What is the Baithukamma festival about?

The Baithukamma festival is a unique celebration observed only by the people in Telangana and we hope that the rest of the country and then the world will understand the relevance of the festival and join the celebrations each year. The word ‘Baithukamma’ is derived from two words: ‘Baithu’ meaning life and ‘kamma’ meaning little girl. The festival is a celebration of the girl child. It is India’s only festival by women and for women. Unlike most of the country, the girl child is worshipped in Telangana and the parents even touch their daughter’s feet in reverence. At a time when India is talking about “Beti Bachao” this festival is of great importance. The second aspect of the festival is flowers. Instead of using cultivated flowers like rose, only wild flowers are collected for the ceremony. This helps in exploring and respecting nature. The final component is festivities. Men have marginal roles to play in the Baithukamma festival and it is the women who arrange the flowers and celebrate the last day with great pomp. The three Fs – ‘flower, female and festival’ mark Baithukamma. The festival is of an international importance. It coincides with Navratras in the North and the Durga Puja in the East.

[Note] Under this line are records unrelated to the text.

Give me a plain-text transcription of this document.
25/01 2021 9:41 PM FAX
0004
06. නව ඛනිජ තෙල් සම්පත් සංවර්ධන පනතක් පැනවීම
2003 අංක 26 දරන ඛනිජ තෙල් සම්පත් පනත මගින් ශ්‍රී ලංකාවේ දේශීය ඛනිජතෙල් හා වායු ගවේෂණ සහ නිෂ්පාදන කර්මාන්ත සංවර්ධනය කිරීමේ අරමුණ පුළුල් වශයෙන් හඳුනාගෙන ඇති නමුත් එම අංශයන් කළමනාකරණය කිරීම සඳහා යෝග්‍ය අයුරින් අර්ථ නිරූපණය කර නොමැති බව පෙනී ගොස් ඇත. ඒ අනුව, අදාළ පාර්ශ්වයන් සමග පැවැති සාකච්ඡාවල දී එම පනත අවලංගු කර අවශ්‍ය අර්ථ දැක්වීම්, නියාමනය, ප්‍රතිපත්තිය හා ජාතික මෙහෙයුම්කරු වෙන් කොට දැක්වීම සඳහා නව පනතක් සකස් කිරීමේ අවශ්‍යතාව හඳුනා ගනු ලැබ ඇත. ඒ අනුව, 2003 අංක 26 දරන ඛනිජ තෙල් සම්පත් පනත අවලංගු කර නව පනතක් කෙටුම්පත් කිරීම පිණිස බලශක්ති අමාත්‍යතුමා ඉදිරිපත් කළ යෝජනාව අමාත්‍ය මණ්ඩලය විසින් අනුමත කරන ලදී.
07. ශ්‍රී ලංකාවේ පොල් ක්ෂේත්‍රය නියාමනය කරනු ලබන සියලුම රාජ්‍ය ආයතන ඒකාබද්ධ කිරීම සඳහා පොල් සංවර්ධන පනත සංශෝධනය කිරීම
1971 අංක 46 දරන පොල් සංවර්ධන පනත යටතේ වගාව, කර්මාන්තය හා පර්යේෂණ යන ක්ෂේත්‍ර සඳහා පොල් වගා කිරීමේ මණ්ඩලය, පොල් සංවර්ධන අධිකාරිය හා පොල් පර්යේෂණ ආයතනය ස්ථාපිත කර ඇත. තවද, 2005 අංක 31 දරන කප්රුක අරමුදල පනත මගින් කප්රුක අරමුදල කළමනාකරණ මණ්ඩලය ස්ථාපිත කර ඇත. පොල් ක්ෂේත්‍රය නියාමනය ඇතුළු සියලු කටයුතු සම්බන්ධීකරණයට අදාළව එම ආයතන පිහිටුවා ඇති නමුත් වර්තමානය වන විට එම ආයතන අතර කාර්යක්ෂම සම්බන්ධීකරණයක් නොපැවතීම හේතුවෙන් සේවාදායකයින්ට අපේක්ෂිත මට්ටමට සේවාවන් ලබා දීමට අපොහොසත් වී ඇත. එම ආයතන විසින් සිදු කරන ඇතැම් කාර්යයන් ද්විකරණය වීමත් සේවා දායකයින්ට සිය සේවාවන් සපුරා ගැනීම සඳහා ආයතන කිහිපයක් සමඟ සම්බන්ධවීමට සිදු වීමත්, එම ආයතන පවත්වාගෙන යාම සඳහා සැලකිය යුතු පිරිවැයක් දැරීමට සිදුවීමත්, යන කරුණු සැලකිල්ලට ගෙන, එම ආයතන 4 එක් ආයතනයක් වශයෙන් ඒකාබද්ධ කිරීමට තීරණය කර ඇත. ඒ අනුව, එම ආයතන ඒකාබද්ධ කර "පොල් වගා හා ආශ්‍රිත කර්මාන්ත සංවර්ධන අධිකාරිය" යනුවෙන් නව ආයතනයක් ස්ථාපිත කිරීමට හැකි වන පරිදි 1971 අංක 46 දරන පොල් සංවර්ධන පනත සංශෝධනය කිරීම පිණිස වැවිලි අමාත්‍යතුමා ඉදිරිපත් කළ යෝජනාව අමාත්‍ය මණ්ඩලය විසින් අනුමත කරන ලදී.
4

The songs sung during this festival have been sung for centuries by illiterate women and handed down from one generation to the next through this celebration and has no complex words or meaning. This festival also sees the cleaning up of local water bodies, ponds, lakes and rivers so that the women can float their floral decorations.

The festival is relevant to the world as no one can question the ethology of the festival. The Dubai Shopping Festival and the China Ice Festival are “created” events to attract tourists while the Baithukamma is an indigenous festival of the people and has been observed across races and ethnicities for years. Our objective is to make the Baithumma festival the biggest celebration of women in the world in the years to come.

What other plans do you have to promote Telangana?

We have already got the best in our fold. The Hyderabad airport is among the top three airports in the world. After the division from Andhra Pradesh, we still have the 13th biggest size in the states and the 11th biggest population.

The culture of the Nizam of Hyderabad still stands. He was a very eccentric man and when he was denied permission to buy a Rolls Royce, he arranged one to collect the garbage. The car makers were shocked and pleaded with him to stop using the car that way. The Nizam accepted the apology on the condition that they would never refuse an Indian buyer.

A new temple tourism hub being developed by the Ramoji Film City owners will be another attraction for travellers. Telangana will also be the theme state for the Surajkund Mela in 2016 where the traditional arts and crafts of the state will be showcased. We have tied up with the PHD Chamber to promote the Baithukamma festival.

Do you have any plans to highlight the Telengana heritage to the world?

Telangana does not have any United Nations Heritage Monument and so we are sending our request to nominate the ruins of Warangal for the same. At the same time, we are also starting renovation on some historic sites like the Thousand Pillar Temple and the Ramappa Temple. The Aga Khan Trust, in association with the Government of India, has sanctioned 100 crores for the maintenance of the Qutub Shahi Tombs in Hyderabad.